Normalize and scale inputs or activations synchronously across replicas.

Inherits From: Layer, Module

Applies batch normalization to activations of the previous layer at each batch by synchronizing the global batch statistics across all devices that are training the model. For specific details about batch normalization please refer to the tf.keras.layers.BatchNormalization layer docs.
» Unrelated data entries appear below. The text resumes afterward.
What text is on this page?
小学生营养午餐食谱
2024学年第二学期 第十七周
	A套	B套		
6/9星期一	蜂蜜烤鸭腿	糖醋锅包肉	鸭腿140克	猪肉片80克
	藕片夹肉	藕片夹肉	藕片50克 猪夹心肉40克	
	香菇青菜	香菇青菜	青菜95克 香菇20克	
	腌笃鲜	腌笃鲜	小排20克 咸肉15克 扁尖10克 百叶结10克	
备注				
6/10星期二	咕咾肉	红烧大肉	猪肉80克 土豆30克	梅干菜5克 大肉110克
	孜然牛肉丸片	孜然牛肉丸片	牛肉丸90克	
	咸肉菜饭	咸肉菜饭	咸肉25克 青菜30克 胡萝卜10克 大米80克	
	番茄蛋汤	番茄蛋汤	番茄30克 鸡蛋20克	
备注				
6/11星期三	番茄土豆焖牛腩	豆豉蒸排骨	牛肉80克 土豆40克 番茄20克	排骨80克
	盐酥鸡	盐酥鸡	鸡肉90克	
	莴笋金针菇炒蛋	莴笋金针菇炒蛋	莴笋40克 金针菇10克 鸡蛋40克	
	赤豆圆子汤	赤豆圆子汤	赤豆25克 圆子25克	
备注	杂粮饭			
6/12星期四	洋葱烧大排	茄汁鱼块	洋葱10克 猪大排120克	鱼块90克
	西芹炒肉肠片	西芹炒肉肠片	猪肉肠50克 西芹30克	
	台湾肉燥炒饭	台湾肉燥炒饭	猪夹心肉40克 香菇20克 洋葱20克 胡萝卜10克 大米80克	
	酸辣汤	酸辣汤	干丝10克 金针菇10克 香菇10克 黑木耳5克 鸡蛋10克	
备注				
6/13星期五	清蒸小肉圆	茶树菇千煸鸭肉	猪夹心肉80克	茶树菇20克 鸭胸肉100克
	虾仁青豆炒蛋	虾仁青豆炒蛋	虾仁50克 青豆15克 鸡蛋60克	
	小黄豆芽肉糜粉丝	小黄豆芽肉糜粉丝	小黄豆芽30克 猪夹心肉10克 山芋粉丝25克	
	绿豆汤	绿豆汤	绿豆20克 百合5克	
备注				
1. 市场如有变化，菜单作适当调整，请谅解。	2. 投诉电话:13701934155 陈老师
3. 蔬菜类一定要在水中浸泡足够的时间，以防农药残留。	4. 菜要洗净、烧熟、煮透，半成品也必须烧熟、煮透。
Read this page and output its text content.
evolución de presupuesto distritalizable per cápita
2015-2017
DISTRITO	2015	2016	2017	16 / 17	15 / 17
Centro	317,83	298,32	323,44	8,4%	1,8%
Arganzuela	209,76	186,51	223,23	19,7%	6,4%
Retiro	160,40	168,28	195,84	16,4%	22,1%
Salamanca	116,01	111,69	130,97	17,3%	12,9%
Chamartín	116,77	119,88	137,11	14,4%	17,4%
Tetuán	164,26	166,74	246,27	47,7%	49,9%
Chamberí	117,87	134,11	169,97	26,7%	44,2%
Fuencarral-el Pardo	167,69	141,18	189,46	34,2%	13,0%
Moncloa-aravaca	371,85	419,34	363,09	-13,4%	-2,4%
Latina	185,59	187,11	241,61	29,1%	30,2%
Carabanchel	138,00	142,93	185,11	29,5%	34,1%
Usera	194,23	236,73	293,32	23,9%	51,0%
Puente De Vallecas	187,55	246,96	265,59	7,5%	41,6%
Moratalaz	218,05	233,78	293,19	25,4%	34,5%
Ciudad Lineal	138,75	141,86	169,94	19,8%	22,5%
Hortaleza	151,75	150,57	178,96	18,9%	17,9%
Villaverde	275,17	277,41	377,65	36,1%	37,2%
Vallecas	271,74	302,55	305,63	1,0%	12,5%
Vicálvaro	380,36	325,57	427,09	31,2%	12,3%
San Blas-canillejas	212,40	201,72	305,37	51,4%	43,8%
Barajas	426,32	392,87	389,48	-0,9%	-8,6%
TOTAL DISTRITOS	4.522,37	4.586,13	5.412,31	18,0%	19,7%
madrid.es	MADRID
If this layer is used when using tf.distribute strategy to train models across devices/workers, there will be an allreduce call to aggregate batch statistics across all replicas at every training step. Without tf.distribute strategy, this layer behaves as a regular tf.keras.layers.BatchNormalization layer.

Example usage:

strategy = tf.distribute.MirroredStrategy()

with strategy.scope():
  model = tf.keras.Sequential()

axis Integer, the axis that should be normalized (typically the features axis). For instance, after a Conv2D layer with data_format="channels_first", set axis=1 in BatchNormalization.
momentum Momentum for the moving average.
epsilon Small float added to variance to avoid dividing by zero.
center If True, add offset of beta to normalized tensor. If False, beta is ignored.
scale If True, multiply by gamma. If False, gamma is not used. When the next layer is linear (also e.g. nn.relu), this can be disabled since the scaling will be done by the next layer.
beta_initializer Initializer for the beta weight.
gamma_initializer I